吴昂¹, 吴莹², 李国俊¹, 李旭斌¹, 张治民¹

1. 中北大学材料科学与工程学院太原 030051;
2. 晋西工业集团有限责任公司质检中心太原 030027

收稿日期:2019-06-06 修回日期:2019-09-07 出版日期:2019-12-20 发布日期:2020-02-18
通讯作者: 李国俊(通信作者),男,1969年出生,教授级高工,硕士研究生导师。主要研究方向为轻合金精密塑性成形技术。E-mail:liguojun@126.com
作者简介:吴昂,男,1994年出生。主要研究方向为轻合金精密塑性成形技术。E-mail:wuang1040@163.com

Process Design and Multi-geometric Parameter Optimization of Large Cones Based on Response Surface Methodology

WU Ang¹, WU Ying², LI Guojun¹, LI Xubin¹, ZHANG Zhimin¹

1. School of Material Science and Engineering, North University of China, Taiyuan 030051;
2. Quality Testing Center, Jinxi Industry Group Co., Ltd., Taiyuan 030027

Received:2019-06-06 Revised:2019-09-07 Online:2019-12-20 Published:2020-02-18

摘要/Abstract

摘要： 提出一种适用于大型锥形件的缩口成形方法，通过主应力法对该缩口成形时的轴向缩口力与标准直壁锥形件的缩口力进行对比，得出了最佳成形方案。并基于Deform和响应曲面法讨论了该成形模具中缩口凹模母线弦高χ、内壁直空比l/h和毛坯壁厚S₀、变壁厚尺寸λ分别对缩口件高度和缩口成形力的影响，得到了两个响应变量分别关于四个自变量的回归预测模型，优化出凹模内直空结构和毛坯的最佳几何结构参数，最后通过物理试验得到验证。结果表明：当χ=6.9 mm、l/h=0.3、S₀=29.5 mm、λ=4.8 mm时，毛坯在缩口过程中未发生失稳，实时最大缩口力为1 920 kN，测量缩口件高度为1 108 mm，与模型预测结果误差均小于10%，说明了该工艺方案中缩口凹模和毛坯结构参数的可行性，其成形工艺及模具结构形式将为大型锥形产品的缩口成形提供理论指导。

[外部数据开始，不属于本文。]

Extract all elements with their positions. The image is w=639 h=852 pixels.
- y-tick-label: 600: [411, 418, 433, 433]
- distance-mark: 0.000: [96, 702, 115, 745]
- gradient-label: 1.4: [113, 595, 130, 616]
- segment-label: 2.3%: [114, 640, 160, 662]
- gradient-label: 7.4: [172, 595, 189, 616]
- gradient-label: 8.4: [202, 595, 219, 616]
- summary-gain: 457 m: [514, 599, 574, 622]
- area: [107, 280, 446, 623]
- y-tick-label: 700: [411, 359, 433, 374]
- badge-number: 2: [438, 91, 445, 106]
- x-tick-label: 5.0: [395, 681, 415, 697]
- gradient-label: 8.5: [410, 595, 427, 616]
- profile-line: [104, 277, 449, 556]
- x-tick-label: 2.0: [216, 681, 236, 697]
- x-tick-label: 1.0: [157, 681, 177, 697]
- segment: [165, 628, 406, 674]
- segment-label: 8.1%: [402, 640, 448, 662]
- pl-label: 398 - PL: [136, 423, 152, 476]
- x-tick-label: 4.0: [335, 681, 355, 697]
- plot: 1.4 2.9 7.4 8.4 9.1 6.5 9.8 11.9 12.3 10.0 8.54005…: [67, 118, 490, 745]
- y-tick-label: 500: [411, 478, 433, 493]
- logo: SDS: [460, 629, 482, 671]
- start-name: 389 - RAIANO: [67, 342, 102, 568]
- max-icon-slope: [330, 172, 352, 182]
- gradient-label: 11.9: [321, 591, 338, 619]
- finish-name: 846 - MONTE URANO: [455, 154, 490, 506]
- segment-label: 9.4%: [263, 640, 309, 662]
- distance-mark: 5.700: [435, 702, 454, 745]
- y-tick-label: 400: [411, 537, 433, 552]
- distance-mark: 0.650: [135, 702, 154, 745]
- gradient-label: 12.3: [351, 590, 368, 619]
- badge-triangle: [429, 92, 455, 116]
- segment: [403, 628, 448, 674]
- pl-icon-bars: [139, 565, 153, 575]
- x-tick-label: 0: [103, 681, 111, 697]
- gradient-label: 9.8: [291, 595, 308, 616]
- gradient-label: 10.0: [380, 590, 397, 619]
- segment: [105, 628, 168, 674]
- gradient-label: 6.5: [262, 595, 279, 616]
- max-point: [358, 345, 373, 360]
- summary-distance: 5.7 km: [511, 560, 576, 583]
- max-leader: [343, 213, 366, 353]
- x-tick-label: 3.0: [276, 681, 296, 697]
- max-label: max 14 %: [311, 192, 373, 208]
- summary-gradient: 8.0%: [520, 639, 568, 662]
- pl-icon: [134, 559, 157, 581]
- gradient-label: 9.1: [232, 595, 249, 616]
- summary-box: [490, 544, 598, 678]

关键词: 锥形件, 缩口成形, 缩口力, 缩口件高度, 响应曲面

Abstract: A necking forming method suitable for large conical parts is presented in this paper, the axial necking force of the necking forming is compared with the necking force of the standard straight wall cone by the principal stress method and the best forming scheme is obtained. And based on Deform and Response Surface Method, the effects of the generatrix chord height χ of the necking die, the ratio of straight part and space part l/h and workpiece wall thickness S₀, the size of variable wall thickness λ on the height of the formed part and the necking forming force are respectively discussed. Then, regression prediction model with two response variables for each of the four independent variables is obtained and the best geometric parameters of the straight & space structure and the workpiece is optimized. Finally, it is verified by physical experiments. The results show that when χ=6.9 mm, l/h=0.3、S₀=29.5 mm, λ=4.8 mm, the workpiece does not destabilize during the necking process, the maximum necking force is 1 920 kN, and the measured formed part height is 1 108 mm, the error with the model prediction result is less than 10%, which indicates the feasibility of the necking die and workpiece structural parameters in the process scheme. The forming process and the die structure will provide theoretical guidance for the necking forming of large cone products.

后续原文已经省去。